Explainable Data-driven Deep Reinforcement Learning Methods for Optimal Energy Management in Buildings
2026-06-01 • Artificial Intelligence
Artificial Intelligence
AI summaryⓘ
The authors explore how to better control energy use in homes that have solar panels and batteries using a type of AI called deep reinforcement learning (DRL). Because DRL is usually hard to understand, they created a method to explain how these AI systems make decisions. They tested their approach on both simulated and real data and found that certain types of DRL (on-policy algorithms like A2C and PPO) work better for managing energy. Their explainable method not only helps save on electricity costs but also makes it clear why the AI chooses certain actions.
Deep Reinforcement LearningExplainable AIPhotovoltaic PanelsEnergy Storage SystemsOn-policy AlgorithmsAdvantage Actor Critic (A2C)Proximal Policy Optimization (PPO)Battery ManagementDynamic Electricity Pricing
Authors
Hallah Shahid Butt, Qiong Huang, Gökhan Demirel, Kevin Förderer, Erfan Tajalli-Ardekani, Simnon Waczowicz, Luigi Spatafora, Veit Hagenmeyer, Benjamin Schäfer
Abstract
The increasing integration of renewable energy sources into power systems, particularly in buildings equipped with photovoltaic (PV) panels and energy storage systems, introduces significant complexity in energy systems. Volatile power generation, varying electricity tariffs, and increased entities, e.g., PV systems, and heat pumps, have increased the complexity and made the system harder to operate. This leads to the demand for additional control and optimization routes including data-based controls, such as reinforcement learning. While deep reinforcement learning (DRL) has emerged as a promising solution to optimize building operations in dynamic and ever more complex environments, its black-box nature impedes user trust and practical adoption. This paper presents a framework for explainable deep reinforcement learning (XRL) applied to energy management in residential buildings. We demonstrate its usage on both synthetic data but also on real-world data from the Living Lab Energy Campus (LLEC) at KIT. We train and compare both on-policy and off-policy DRL agents on an expanded state space that incorporates real-time measurements (demand, PV generation, battery power, state of charge), external signals (dynamic electricity price, local weather data), calendrical and holiday indicators, and forecasts for demand and price.

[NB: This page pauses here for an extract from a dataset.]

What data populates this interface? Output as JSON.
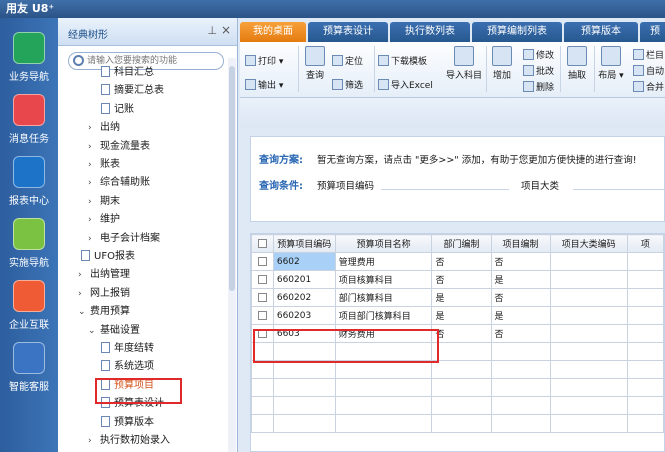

Our experimental results indicate that on-policy algorithms, particularly Advantage Actor Critic (A2C) and Proximal Policy Optimization (PPO), outperform off-policy methods in terms of cumulative rewards and policy stability. To explain these models, we employ post-hoc interpretation techniques to elaborate the learned control policies. Our findings demonstrate that the XRL framework not only reduces electricity costs through optimal battery management, but also provides transparent, actionable insights into the agent's decision-making process.